I walked out of that office with the determination that I would graduate on time. Looking back, it was probably one of the defining moments of my adult life. I realized that I had let myself become complacent after I had transferred; I had gotten too comfortable in my element, and it was catching up with me. I cast away all distractions. What little time I spent with my hobbies was used to study. There were no relationships, no parties, nothing else. When it came time for the quarterly registration, I doubled my course-load without a second thought. As a result, I had to reduce my working time to only a single day a week. Can you imagine doing that? Just scraping by with tiny paycheck every too weeks? Carefully budgeting out every last cent? Eating out of cans for months because you can’t afford anything else? Paying tuition was like cutting off a limb. I watched my savings crumble like an old wall with each passing quarter. But I knew that I couldn’t give up. I had come too far. I needed to finish.

And I did.

Obtaining that degree was one of the most exhausting and fulfilling challenges in my entire life. Not from an academic standpoint, but from a logistical one.

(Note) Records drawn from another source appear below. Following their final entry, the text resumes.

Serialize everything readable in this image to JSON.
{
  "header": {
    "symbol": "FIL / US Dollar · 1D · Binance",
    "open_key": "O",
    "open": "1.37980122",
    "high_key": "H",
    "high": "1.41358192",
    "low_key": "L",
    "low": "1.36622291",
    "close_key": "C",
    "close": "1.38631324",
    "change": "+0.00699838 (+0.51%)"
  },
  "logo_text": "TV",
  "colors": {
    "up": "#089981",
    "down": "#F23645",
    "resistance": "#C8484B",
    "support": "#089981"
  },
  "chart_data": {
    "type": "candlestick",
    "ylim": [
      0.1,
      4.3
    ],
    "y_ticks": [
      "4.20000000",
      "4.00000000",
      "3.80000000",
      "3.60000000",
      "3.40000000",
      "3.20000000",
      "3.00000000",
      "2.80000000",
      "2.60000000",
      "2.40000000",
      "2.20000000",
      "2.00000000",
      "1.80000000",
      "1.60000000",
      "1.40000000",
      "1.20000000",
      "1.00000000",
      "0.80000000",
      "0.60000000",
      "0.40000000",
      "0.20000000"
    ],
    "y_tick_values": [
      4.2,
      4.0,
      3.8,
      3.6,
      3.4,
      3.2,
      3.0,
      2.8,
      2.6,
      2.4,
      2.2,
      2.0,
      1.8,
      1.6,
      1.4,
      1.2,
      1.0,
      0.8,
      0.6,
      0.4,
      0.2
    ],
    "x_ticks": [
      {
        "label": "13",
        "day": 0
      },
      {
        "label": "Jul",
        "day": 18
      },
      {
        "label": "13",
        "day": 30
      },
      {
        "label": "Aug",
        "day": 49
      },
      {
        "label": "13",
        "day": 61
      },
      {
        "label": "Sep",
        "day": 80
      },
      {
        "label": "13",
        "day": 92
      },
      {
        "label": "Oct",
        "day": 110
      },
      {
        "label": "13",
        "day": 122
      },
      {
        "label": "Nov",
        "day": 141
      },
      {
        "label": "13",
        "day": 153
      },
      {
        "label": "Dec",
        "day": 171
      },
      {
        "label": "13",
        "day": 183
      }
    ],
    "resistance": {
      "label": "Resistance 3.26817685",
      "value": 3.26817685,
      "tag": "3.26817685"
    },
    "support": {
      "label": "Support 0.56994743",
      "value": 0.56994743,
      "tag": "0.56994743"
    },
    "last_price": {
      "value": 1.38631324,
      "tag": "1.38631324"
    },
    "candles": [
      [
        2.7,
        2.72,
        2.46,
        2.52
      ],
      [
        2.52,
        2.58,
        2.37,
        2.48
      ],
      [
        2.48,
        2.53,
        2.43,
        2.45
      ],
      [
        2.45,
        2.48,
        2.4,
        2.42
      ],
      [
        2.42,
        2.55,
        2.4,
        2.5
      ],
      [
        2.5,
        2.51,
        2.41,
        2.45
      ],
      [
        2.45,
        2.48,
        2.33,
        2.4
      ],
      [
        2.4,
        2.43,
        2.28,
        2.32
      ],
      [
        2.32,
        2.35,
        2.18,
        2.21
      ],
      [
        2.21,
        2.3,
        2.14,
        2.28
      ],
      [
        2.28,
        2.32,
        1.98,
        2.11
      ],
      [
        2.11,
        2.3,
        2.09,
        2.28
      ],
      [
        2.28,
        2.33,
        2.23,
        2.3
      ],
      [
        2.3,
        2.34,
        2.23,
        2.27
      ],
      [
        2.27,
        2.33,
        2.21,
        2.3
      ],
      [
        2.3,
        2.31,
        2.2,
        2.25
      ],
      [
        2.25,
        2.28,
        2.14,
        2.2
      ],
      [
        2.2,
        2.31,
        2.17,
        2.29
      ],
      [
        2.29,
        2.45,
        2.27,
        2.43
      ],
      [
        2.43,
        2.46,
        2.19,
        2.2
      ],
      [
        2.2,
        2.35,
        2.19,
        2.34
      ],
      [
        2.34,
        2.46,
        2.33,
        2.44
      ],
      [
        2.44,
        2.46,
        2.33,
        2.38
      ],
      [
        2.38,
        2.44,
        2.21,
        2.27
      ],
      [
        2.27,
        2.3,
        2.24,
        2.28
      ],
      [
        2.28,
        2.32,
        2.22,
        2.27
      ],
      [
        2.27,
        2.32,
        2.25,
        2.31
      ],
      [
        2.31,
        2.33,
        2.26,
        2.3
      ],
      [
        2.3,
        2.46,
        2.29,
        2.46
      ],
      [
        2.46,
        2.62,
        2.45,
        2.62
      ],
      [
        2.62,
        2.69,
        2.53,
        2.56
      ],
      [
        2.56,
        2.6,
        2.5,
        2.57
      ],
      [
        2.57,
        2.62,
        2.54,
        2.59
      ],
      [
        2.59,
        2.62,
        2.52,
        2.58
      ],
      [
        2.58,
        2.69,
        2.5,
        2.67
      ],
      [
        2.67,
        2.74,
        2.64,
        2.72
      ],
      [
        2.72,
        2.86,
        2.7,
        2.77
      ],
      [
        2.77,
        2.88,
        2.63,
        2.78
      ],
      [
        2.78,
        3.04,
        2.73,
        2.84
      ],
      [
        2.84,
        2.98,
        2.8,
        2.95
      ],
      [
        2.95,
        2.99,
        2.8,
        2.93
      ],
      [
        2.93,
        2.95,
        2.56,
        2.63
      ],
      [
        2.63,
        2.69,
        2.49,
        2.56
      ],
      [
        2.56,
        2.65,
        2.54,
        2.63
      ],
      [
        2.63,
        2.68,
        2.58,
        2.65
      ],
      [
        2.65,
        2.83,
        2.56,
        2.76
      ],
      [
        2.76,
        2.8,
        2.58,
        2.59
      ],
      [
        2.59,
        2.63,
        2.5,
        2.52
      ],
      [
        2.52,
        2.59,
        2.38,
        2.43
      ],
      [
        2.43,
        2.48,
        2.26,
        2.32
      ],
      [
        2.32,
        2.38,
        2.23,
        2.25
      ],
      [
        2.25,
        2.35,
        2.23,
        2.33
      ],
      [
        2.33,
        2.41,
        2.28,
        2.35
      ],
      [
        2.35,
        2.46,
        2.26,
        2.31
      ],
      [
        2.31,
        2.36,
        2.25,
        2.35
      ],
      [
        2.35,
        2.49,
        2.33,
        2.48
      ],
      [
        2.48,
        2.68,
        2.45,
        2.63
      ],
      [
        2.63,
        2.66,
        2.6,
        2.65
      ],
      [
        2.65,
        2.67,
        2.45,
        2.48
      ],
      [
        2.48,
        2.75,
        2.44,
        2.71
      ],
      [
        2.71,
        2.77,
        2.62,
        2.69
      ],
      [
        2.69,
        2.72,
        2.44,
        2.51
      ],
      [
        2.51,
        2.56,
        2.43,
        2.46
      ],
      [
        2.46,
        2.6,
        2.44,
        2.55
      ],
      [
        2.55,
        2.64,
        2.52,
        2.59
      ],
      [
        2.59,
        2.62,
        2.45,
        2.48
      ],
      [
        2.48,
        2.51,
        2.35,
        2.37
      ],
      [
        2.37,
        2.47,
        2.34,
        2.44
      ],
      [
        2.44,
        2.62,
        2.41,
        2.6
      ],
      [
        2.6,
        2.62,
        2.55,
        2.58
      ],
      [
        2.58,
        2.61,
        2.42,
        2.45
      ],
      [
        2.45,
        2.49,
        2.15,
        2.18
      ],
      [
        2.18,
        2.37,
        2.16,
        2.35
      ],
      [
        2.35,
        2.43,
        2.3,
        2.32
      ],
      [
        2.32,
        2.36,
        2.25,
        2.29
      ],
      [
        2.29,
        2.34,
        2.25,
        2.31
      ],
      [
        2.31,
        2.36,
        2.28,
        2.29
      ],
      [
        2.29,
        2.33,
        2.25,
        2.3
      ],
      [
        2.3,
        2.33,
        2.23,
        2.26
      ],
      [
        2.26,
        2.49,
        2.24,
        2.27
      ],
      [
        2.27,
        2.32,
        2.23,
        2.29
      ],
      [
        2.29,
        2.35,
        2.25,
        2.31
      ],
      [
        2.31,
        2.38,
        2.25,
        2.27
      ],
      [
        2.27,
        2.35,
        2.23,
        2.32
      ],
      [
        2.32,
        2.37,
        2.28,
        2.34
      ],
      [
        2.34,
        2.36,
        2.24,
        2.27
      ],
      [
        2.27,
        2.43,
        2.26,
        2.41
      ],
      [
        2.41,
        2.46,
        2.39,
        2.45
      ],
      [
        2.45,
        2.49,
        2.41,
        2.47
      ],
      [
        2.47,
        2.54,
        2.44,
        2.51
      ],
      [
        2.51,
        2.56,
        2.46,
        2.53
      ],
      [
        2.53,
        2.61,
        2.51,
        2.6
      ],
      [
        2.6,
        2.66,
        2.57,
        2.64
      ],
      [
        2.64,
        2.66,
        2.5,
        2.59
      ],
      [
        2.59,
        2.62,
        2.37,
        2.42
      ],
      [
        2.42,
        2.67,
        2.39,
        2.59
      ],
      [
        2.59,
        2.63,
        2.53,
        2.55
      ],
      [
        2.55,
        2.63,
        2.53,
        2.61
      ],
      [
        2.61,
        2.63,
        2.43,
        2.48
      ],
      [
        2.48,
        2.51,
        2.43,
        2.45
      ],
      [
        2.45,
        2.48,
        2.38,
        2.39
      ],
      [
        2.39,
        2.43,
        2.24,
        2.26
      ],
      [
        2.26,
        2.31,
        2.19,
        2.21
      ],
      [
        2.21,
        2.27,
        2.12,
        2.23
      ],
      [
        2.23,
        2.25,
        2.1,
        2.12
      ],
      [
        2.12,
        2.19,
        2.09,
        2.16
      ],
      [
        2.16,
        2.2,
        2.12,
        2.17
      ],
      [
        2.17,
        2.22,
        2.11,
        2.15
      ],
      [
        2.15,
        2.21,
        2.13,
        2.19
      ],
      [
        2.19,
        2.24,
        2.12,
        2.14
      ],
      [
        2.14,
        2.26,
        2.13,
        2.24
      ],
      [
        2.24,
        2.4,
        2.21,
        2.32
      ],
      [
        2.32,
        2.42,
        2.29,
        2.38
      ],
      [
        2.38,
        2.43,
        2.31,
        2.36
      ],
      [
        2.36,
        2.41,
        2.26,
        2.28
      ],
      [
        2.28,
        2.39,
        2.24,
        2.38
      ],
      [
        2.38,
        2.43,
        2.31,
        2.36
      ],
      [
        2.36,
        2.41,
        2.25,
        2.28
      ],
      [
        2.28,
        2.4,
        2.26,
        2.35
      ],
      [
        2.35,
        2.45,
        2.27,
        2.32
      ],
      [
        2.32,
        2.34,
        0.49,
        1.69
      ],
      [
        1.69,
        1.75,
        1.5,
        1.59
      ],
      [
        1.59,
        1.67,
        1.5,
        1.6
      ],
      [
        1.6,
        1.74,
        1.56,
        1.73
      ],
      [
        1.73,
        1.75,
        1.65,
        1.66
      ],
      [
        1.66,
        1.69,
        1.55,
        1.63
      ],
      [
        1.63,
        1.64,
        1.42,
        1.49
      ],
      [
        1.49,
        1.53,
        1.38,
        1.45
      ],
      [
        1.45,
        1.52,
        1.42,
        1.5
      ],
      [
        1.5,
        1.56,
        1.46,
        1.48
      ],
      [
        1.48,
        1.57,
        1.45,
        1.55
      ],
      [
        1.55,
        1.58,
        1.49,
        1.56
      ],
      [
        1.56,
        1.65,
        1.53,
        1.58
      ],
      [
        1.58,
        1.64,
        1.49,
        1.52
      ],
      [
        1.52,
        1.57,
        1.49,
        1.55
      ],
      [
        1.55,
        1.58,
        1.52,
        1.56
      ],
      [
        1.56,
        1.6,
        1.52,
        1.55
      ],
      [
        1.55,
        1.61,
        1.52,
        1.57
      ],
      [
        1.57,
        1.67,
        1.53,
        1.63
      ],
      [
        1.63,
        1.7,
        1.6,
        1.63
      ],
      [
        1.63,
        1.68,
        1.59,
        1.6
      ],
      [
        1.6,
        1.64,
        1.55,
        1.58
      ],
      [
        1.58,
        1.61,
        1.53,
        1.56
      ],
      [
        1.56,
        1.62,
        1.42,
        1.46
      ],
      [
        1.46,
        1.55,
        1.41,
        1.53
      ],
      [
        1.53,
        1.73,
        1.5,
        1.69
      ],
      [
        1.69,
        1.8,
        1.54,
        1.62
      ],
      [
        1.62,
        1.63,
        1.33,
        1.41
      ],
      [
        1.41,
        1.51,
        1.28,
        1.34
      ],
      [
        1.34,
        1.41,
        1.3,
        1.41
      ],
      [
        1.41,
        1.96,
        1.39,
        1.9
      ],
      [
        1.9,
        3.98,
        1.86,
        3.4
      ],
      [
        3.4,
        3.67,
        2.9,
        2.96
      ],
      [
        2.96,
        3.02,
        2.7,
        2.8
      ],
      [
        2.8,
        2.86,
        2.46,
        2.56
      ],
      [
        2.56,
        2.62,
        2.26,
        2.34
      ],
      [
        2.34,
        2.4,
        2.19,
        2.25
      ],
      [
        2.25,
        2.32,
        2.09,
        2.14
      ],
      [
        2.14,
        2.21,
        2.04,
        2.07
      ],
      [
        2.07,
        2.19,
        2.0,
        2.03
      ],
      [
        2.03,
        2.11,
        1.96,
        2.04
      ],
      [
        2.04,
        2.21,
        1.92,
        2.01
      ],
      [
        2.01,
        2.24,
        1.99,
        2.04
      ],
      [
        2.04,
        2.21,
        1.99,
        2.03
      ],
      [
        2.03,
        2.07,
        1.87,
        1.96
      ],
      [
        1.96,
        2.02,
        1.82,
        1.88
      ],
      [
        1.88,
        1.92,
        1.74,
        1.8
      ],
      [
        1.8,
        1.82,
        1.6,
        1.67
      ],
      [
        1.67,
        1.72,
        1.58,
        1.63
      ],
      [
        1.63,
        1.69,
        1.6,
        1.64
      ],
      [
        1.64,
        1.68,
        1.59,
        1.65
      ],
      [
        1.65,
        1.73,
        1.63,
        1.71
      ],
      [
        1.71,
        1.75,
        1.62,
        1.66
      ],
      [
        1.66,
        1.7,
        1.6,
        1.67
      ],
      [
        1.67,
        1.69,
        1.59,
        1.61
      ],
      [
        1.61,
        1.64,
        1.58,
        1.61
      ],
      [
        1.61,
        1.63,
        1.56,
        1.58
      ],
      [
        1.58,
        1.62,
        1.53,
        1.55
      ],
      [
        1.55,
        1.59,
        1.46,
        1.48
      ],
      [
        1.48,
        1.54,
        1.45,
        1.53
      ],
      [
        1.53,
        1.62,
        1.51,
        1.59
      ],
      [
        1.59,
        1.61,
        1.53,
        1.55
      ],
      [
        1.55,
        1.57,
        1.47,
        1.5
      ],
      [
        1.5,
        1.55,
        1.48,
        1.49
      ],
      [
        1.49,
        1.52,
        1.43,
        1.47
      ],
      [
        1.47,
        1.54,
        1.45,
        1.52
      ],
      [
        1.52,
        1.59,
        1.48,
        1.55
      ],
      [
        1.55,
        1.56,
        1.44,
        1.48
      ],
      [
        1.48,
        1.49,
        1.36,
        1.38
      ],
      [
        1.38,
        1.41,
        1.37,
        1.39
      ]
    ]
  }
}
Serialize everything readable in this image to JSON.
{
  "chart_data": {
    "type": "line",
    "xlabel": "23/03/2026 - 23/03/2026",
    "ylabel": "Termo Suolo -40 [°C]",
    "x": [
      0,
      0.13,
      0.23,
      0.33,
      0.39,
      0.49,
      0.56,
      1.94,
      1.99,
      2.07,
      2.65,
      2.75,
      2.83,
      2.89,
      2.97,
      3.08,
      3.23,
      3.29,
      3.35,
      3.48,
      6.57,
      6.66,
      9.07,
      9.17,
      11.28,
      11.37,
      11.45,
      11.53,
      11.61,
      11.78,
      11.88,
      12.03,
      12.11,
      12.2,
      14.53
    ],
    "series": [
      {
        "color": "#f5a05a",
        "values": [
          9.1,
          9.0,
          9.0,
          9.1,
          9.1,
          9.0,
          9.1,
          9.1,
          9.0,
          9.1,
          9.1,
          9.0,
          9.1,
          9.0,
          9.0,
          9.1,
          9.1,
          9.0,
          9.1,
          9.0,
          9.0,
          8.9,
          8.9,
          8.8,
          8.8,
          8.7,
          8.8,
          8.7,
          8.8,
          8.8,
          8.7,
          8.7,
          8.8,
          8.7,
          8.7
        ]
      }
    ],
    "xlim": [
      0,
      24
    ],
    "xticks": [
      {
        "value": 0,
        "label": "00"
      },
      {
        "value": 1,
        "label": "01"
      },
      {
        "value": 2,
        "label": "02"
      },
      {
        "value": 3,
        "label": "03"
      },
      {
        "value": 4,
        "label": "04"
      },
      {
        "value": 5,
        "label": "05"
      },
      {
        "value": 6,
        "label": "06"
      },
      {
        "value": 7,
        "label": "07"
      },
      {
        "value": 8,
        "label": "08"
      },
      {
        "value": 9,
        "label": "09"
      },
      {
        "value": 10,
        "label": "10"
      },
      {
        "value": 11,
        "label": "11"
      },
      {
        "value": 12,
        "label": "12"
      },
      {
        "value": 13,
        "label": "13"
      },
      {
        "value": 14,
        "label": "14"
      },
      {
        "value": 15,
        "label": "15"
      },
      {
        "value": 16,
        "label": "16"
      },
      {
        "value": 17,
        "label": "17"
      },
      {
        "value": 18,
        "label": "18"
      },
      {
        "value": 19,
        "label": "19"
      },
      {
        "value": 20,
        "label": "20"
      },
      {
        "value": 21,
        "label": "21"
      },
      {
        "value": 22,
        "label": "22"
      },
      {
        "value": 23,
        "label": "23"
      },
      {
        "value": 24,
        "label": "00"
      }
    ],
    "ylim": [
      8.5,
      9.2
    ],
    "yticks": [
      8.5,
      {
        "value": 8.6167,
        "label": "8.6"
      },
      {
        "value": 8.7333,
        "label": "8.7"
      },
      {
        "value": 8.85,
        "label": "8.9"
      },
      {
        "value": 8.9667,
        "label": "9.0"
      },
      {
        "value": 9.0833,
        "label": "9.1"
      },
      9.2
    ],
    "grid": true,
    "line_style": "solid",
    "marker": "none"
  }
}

When I triumphantly walked across that stage in my cap and gown, my account was nearly empty. I had almost nothing left. But I didn’t have a single cent of debt to my name. I may have been broke, but I now know that I’m in a better financial situation than the millions of others mired in loans. It taught me the value of focusing on the important things, responsibility, and the understanding that your essential, practical needs will always trump desire. You’d be surprised how much you can learn to love canned peas and bread when it’s the only thing affordable. I’ve also come to realize that it broke me emotionally; I didn’t have a single relationship – romantic or otherwise – in those years. Compared to most people my age, I’m terribly maladjusted. I still feel ashamed and guilty whenever I want to buy something for myself. And that sense of responsibility can be crushing. I need to work on those.

But whenever I feel weak, I look back and realize how determined and capable I can be.